Con stupore e amarezza abbiamo letto il libretto "Energia per il futuro", allegato all'ultima
Difesa. Con tono suadente, con foto di bambini che giocato in prati fioriti e sotto cieli azzurri,
l'ENEL ha a disposizione 48 pagine per propagandare la scelta degli investimenti nell'energia
nucleare. Per tutti gli aspetti critici in discussione da anni (la sicurezza, il costo, le scorie
radioattive, i siti sicuri,la durata....) ha ovviamente una risposta pertinente e rassicurante. Si
muove così da mesi, con l'appoggio entusiasta del ministro Scaiola e di alcuni centri industriali
e universitari interessati al business. Che lo faccia l'ENEL e i suoi amici è ovvio: la campagna
sul nucleare sarà lunga e combattuta, anche nel nostro Veneto.
Ma La Difesa perchè si schiera così decisamente pro nucleare? Chi ha deciso che la Chiesa
Padovana è pro nucleare? Come mai il nuovo Direttore ha fatto questa scelta, senza dare la
stessa possibilità di argomentazioni a chi invece è contrario al nucleare? I " Missionari del
Creato" della Diocesi di Padova e i tanti cristiani e preti che in Curia e nelle parrocchie si
impegnano da anni per la salvaguardia dell'ambiente, adottando nuovi stili di vita e
consumando meno energia, forse non condividono questa scelta.
E la posizione del Cardinale Martino citata nell'editoriale e in rilievo sulla copertina, non
esprime certamente la variegata posizione del mondo cattolico italiano, nè tanto meno
padovano, sul nucleare. Ci sono tanti cardinali, preti e teologi contrari al nucleare, con
argomentazioni fondate e anche teologiche oltre che pratiche, basta avere voglia di intervistarli
e di dare loro la stessa risonanza data all'Enel, se si vuole fare del buon giornalismo.
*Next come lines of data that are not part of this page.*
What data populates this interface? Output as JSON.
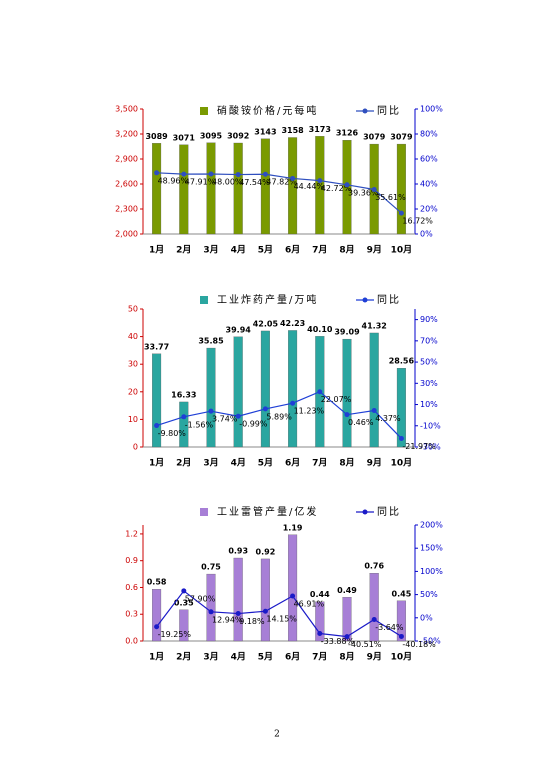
{
  "chart_data": [
    {
      "type": "bar_line",
      "categories": [
        "1月",
        "2月",
        "3月",
        "4月",
        "5月",
        "6月",
        "7月",
        "8月",
        "9月",
        "10月"
      ],
      "ylim": [
        2000,
        3500
      ],
      "yticks": [
        {
          "value": 2000,
          "label": "2,000"
        },
        {
          "value": 2300,
          "label": "2,300"
        },
        {
          "value": 2600,
          "label": "2,600"
        },
        {
          "value": 2900,
          "label": "2,900"
        },
        {
          "value": 3200,
          "label": "3,200"
        },
        {
          "value": 3500,
          "label": "3,500"
        }
      ],
      "y2lim": [
        0,
        100
      ],
      "y2ticks": [
        {
          "value": 0,
          "label": "0%"
        },
        {
          "value": 20,
          "label": "20%"
        },
        {
          "value": 40,
          "label": "40%"
        },
        {
          "value": 60,
          "label": "60%"
        },
        {
          "value": 80,
          "label": "80%"
        },
        {
          "value": 100,
          "label": "100%"
        }
      ],
      "series": [
        {
          "name": "硝酸铵价格/元每吨",
          "type": "bar",
          "color": "#7a9a01",
          "values": [
            3089,
            3071,
            3095,
            3092,
            3143,
            3158,
            3173,
            3126,
            3079,
            3079
          ]
        },
        {
          "name": "同比",
          "type": "line",
          "axis": "y2",
          "color": "#2f4fbf",
          "values": [
            48.96,
            47.91,
            48.0,
            47.54,
            47.82,
            44.44,
            42.72,
            39.36,
            35.61,
            16.72
          ],
          "value_labels": [
            "48.96%",
            "47.91%",
            "48.00%",
            "47.54%",
            "47.82%",
            "44.44%",
            "42.72%",
            "39.36%",
            "35.61%",
            "16.72%"
          ]
        }
      ]
    },
    {
      "type": "bar_line",
      "categories": [
        "1月",
        "2月",
        "3月",
        "4月",
        "5月",
        "6月",
        "7月",
        "8月",
        "9月",
        "10月"
      ],
      "ylim": [
        0,
        50
      ],
      "yticks": [
        0,
        10,
        20,
        30,
        40,
        50
      ],
      "y2lim": [
        -30,
        100
      ],
      "y2ticks": [
        {
          "value": -30,
          "label": "-30%"
        },
        {
          "value": -10,
          "label": "-10%"
        },
        {
          "value": 10,
          "label": "10%"
        },
        {
          "value": 30,
          "label": "30%"
        },
        {
          "value": 50,
          "label": "50%"
        },
        {
          "value": 70,
          "label": "70%"
        },
        {
          "value": 90,
          "label": "90%"
        }
      ],
      "series": [
        {
          "name": "工业炸药产量/万吨",
          "type": "bar",
          "color": "#2aa6a0",
          "values": [
            33.77,
            16.33,
            35.85,
            39.94,
            42.05,
            42.23,
            40.1,
            39.09,
            41.32,
            28.56
          ],
          "value_labels": [
            "33.77",
            "16.33",
            "35.85",
            "39.94",
            "42.05",
            "42.23",
            "40.10",
            "39.09",
            "41.32",
            "28.56"
          ]
        },
        {
          "name": "同比",
          "type": "line",
          "axis": "y2",
          "color": "#1f3fd6",
          "values": [
            -9.8,
            -1.56,
            3.74,
            -0.99,
            5.89,
            11.23,
            22.07,
            0.46,
            4.37,
            -21.97
          ],
          "value_labels": [
            "-9.80%",
            "-1.56%",
            "3.74%",
            "-0.99%",
            "5.89%",
            "11.23%",
            "22.07%",
            "0.46%",
            "4.37%",
            "-21.97%"
          ]
        }
      ]
    },
    {
      "type": "bar_line",
      "categories": [
        "1月",
        "2月",
        "3月",
        "4月",
        "5月",
        "6月",
        "7月",
        "8月",
        "9月",
        "10月"
      ],
      "ylim": [
        0,
        1.3
      ],
      "yticks": [
        {
          "value": 0,
          "label": "0.0"
        },
        0.3,
        0.6,
        0.9,
        1.2
      ],
      "y2lim": [
        -50,
        200
      ],
      "y2ticks": [
        {
          "value": -50,
          "label": "-50%"
        },
        {
          "value": 0,
          "label": "0%"
        },
        {
          "value": 50,
          "label": "50%"
        },
        {
          "value": 100,
          "label": "100%"
        },
        {
          "value": 150,
          "label": "150%"
        },
        {
          "value": 200,
          "label": "200%"
        }
      ],
      "series": [
        {
          "name": "工业雷管产量/亿发",
          "type": "bar",
          "color": "#a77fd6",
          "values": [
            0.58,
            0.35,
            0.75,
            0.93,
            0.92,
            1.19,
            0.44,
            0.49,
            0.76,
            0.45
          ]
        },
        {
          "name": "同比",
          "type": "line",
          "axis": "y2",
          "color": "#1a1ac8",
          "values": [
            -19.25,
            57.9,
            12.94,
            9.18,
            14.15,
            46.91,
            -33.88,
            -40.51,
            -3.64,
            -40.18
          ],
          "value_labels": [
            "-19.25%",
            "57.90%",
            "12.94%",
            "9.18%",
            "14.15%",
            "46.91%",
            "-33.88%",
            "-40.51%",
            "-3.64%",
            "-40.18%"
          ]
        }
      ]
    }
  ],
  "page_number": 2
}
Lo stesso Benedetto XVI, nel messaggio per la giornata mondiale della pace del 1° gennaio
2010 intitolata a proposito “se vuoi coltivare la pace, custodisci il creato” afferma “...E'
necessario che le società tecnologicamente avanzate siano disposte a favorire comportamenti
improntati alla sobrietà, diminuendo il proprio fabbisogno di energia e migliorando le condizioni
del suo utilizzo. Al tempo stesso, occorre promuovere la ricerca e l'applicazione di energie di
minore impatto ambientale...”.
E il teologo Simone Morandini, a pagina 9 della stessa Difesa, commentando il messaggio del
Papa evidenzia che è “...significativa l'attenzione particolare dedicata all'energia solare, forse il
riferimento tecnico più specifico in un testo che riflette fondamentalmente su un piano eticoteologico...”
Ci auguriamo sinceramente che la Difesa dopo questo blitz pro-nucleare, nei prossimi mesi,
quando la discussione diventerà probabilmente più accesa, tenga una posizione più accorta,
che rispecchi davvero la sensibilità e le variegate
opinioni del mondo cattolico padovano.